空気を加熱するのをやめよう:半導体の熱処理におけるより効率的な方法
従来の対流式オーブンについて言えば、それは単なる巨大な箱に過ぎず、ウェハーが実際に熱を感じる前に大量のエネルギーが無駄に使われてしまいます。これは非効率的です。
だからこそ、私たちはIRランプを用いるようになったのです。部屋全体を加熱する代わりに、熱を必要な場所、つまりウェハーに直接当てます。これは単純なシステムですが、エンジニアの負担を増やすことなく「グリーンファクトリー」の目標を達成するのに非常に有効です。
赤外線の魔法
IRランプの特徴は、空気を使って熱を移動させる必要がない点です。電磁波を利用しているのです。つまり、熱がほぼ瞬時に届くのです。

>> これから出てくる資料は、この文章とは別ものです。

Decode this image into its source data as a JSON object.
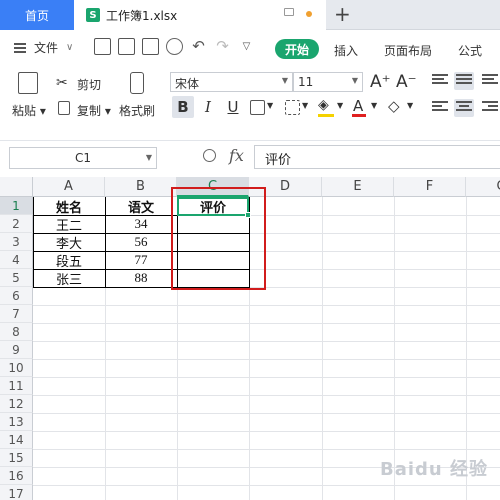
{
  "tabs": {
    "home": "首页",
    "file": "工作簿1.xlsx",
    "file_icon": "S",
    "add": "+"
  },
  "menu": {
    "file_label": "文件",
    "start": "开始",
    "insert": "插入",
    "page_layout": "页面布局",
    "formula": "公式"
  },
  "ribbon": {
    "paste": "粘贴",
    "cut": "剪切",
    "copy": "复制",
    "format_painter": "格式刷",
    "font_name": "宋体",
    "font_size": "11",
    "bold": "B",
    "italic": "I",
    "underline": "U",
    "font_grow": "A⁺",
    "font_shrink": "A⁻"
  },
  "formula_bar": {
    "name_box": "C1",
    "fx": "fx",
    "content": "评价"
  },
  "grid": {
    "columns": [
      "A",
      "B",
      "C",
      "D",
      "E",
      "F",
      "G"
    ],
    "rows": [
      "1",
      "2",
      "3",
      "4",
      "5",
      "6",
      "7",
      "8",
      "9",
      "10",
      "11",
      "12",
      "13",
      "14",
      "15",
      "16",
      "17"
    ],
    "header": {
      "name": "姓名",
      "chinese": "语文",
      "rating": "评价"
    },
    "data": [
      {
        "name": "王二",
        "score": "34",
        "rating": ""
      },
      {
        "name": "李大",
        "score": "56",
        "rating": ""
      },
      {
        "name": "段五",
        "score": "77",
        "rating": ""
      },
      {
        "name": "张三",
        "score": "88",
        "rating": ""
      }
    ],
    "active_cell": "C1"
  },
  "watermark": "Baidu 经验",
  "colors": {
    "accent": "#1aa56e",
    "tab_active": "#3a7ff6",
    "annotation": "#d11c1c"
  }
}
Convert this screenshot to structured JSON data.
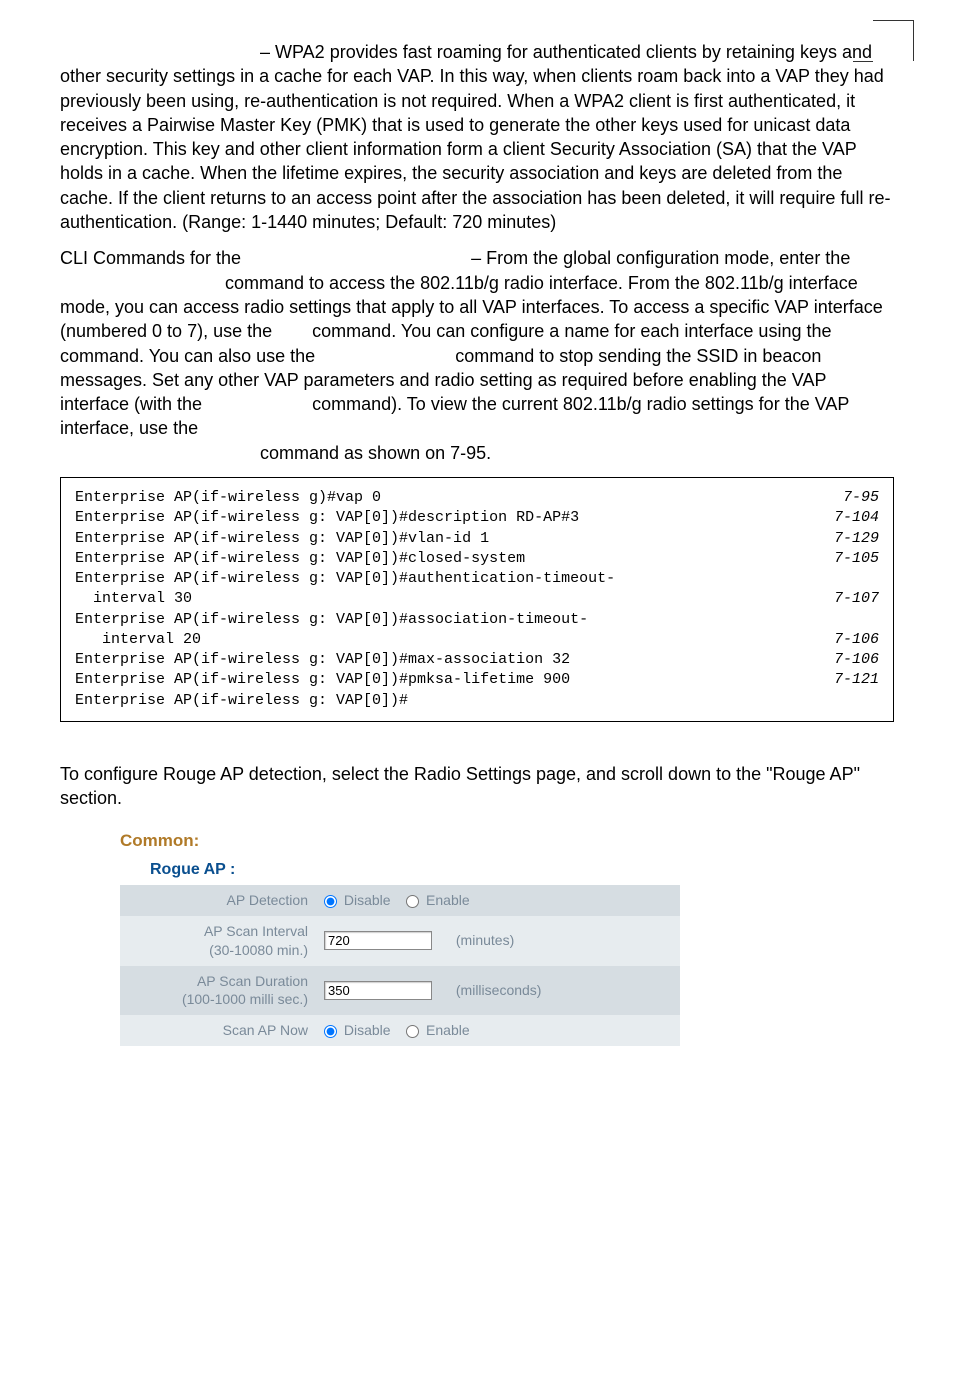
{
  "para1_lead": "– WPA2 provides fast roaming for authenticated clients by retaining keys and other security settings in a cache for each VAP. In this way, when clients roam back into a VAP they had previously been using, re-authentication is not required. When a WPA2 client is first authenticated, it receives a Pairwise Master Key (PMK) that is used to generate the other keys used for unicast data encryption. This key and other client information form a client Security Association (SA) that the VAP holds in a cache. When the lifetime expires, the security association and keys are deleted from the cache. If the client returns to an access point after the association has been deleted, it will require full re-authentication. (Range: 1-1440 minutes; Default: 720 minutes)",
  "para2_a": "CLI Commands for the",
  "para2_b": "– From the global configuration mode, enter the",
  "para2_c": "command to access the 802.11b/g radio interface. From the 802.11b/g interface mode, you can access radio settings that apply to all VAP interfaces. To access a specific VAP interface (numbered 0 to 7), use the",
  "para2_d": "command. You can configure a name for each interface using the",
  "para2_e": "command. You can also use the",
  "para2_f": "command to stop sending the SSID in beacon messages. Set any other VAP parameters and radio setting  as required before enabling the VAP interface (with the",
  "para2_g": "command). To view the current 802.11b/g radio settings for the VAP interface, use the",
  "para2_h": "command as shown on 7-95.",
  "cli": [
    {
      "cmd": "Enterprise AP(if-wireless g)#vap 0",
      "ref": "7-95"
    },
    {
      "cmd": "Enterprise AP(if-wireless g: VAP[0])#description RD-AP#3",
      "ref": "7-104"
    },
    {
      "cmd": "Enterprise AP(if-wireless g: VAP[0])#vlan-id 1",
      "ref": "7-129"
    },
    {
      "cmd": "Enterprise AP(if-wireless g: VAP[0])#closed-system",
      "ref": "7-105"
    },
    {
      "cmd": "Enterprise AP(if-wireless g: VAP[0])#authentication-timeout-",
      "ref": ""
    },
    {
      "cmd": "  interval 30",
      "ref": "7-107"
    },
    {
      "cmd": "Enterprise AP(if-wireless g: VAP[0])#association-timeout-",
      "ref": ""
    },
    {
      "cmd": "   interval 20",
      "ref": "7-106"
    },
    {
      "cmd": "Enterprise AP(if-wireless g: VAP[0])#max-association 32",
      "ref": "7-106"
    },
    {
      "cmd": "Enterprise AP(if-wireless g: VAP[0])#pmksa-lifetime 900",
      "ref": "7-121"
    },
    {
      "cmd": "Enterprise AP(if-wireless g: VAP[0])#",
      "ref": ""
    }
  ],
  "para3": "To configure Rouge AP detection, select the Radio Settings page, and scroll down to the \"Rouge AP\" section.",
  "panel": {
    "common": "Common:",
    "rogue": "Rogue AP :",
    "rows": {
      "detection_label": "AP Detection",
      "disable": "Disable",
      "enable": "Enable",
      "scan_interval_label": "AP Scan Interval",
      "scan_interval_sub": "(30-10080 min.)",
      "scan_interval_value": "720",
      "minutes": "(minutes)",
      "scan_duration_label": "AP Scan Duration",
      "scan_duration_sub": "(100-1000 milli sec.)",
      "scan_duration_value": "350",
      "milliseconds": "(milliseconds)",
      "scan_now_label": "Scan AP Now"
    }
  }
}
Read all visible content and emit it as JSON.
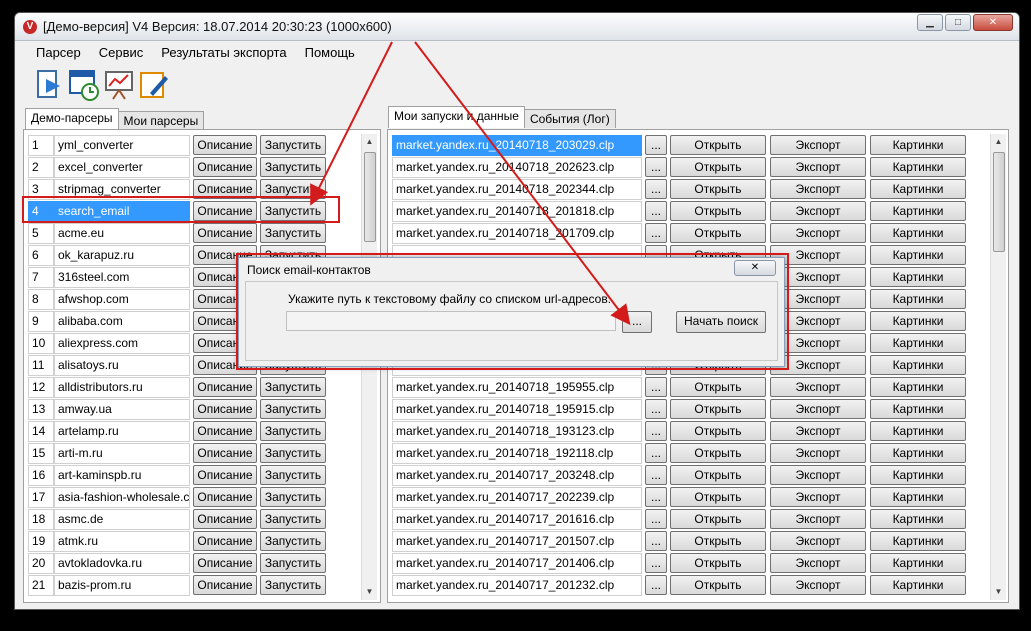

クリーンルーム内でこの装置を使用すると、そのエネルギーを直接ワークピースに集中させることができます。周囲の空間を加熱する必要がなくなります。これにより、1個のウェハーあたりの消費電力が大幅に削減されます。
清潔さを保つ
ファブでは、ほんの少しのほこりでも大問題です。私たちはその点を重視しています。
清潔さを保つために、高純度の石英製のケースを使用します。ガスの発生や粒子の飛散もありません。また、サイズも小さいので、既存の狭いスペースにも収まります。ほとんどの場合、短波長のエミッターを使用します。これにより、材料の奥深くまで熱が伝わり、生産ラインのスピードが向上します。
注意点(必ずあるもの)
高ワット数のランプは強力ですが、冷却システムにとっては少し問題があります。
1台のベンチに多くのランプを配置しすぎると、クリーンルームがサウナのようになってしまいます。HVACや液体冷却式のヒートシンクが、ランプから発生する余熱に対応できるか確認する必要があります。この点を怠ると、チームの労働環境が悪化します。
炭素排出量に関する結論
IRランプに切り替えることは理にかなっています。加熱処理にかかるエネルギーを削減できるので、生産される各製品の炭素排出量も減少します。
古い抵抗加熱器では、この要求に応えることはできません。速度が遅く、精度も低いからです。赤外線を利用すれば、必要な精度を得つつ、はるかに少ないエネルギーで済みます。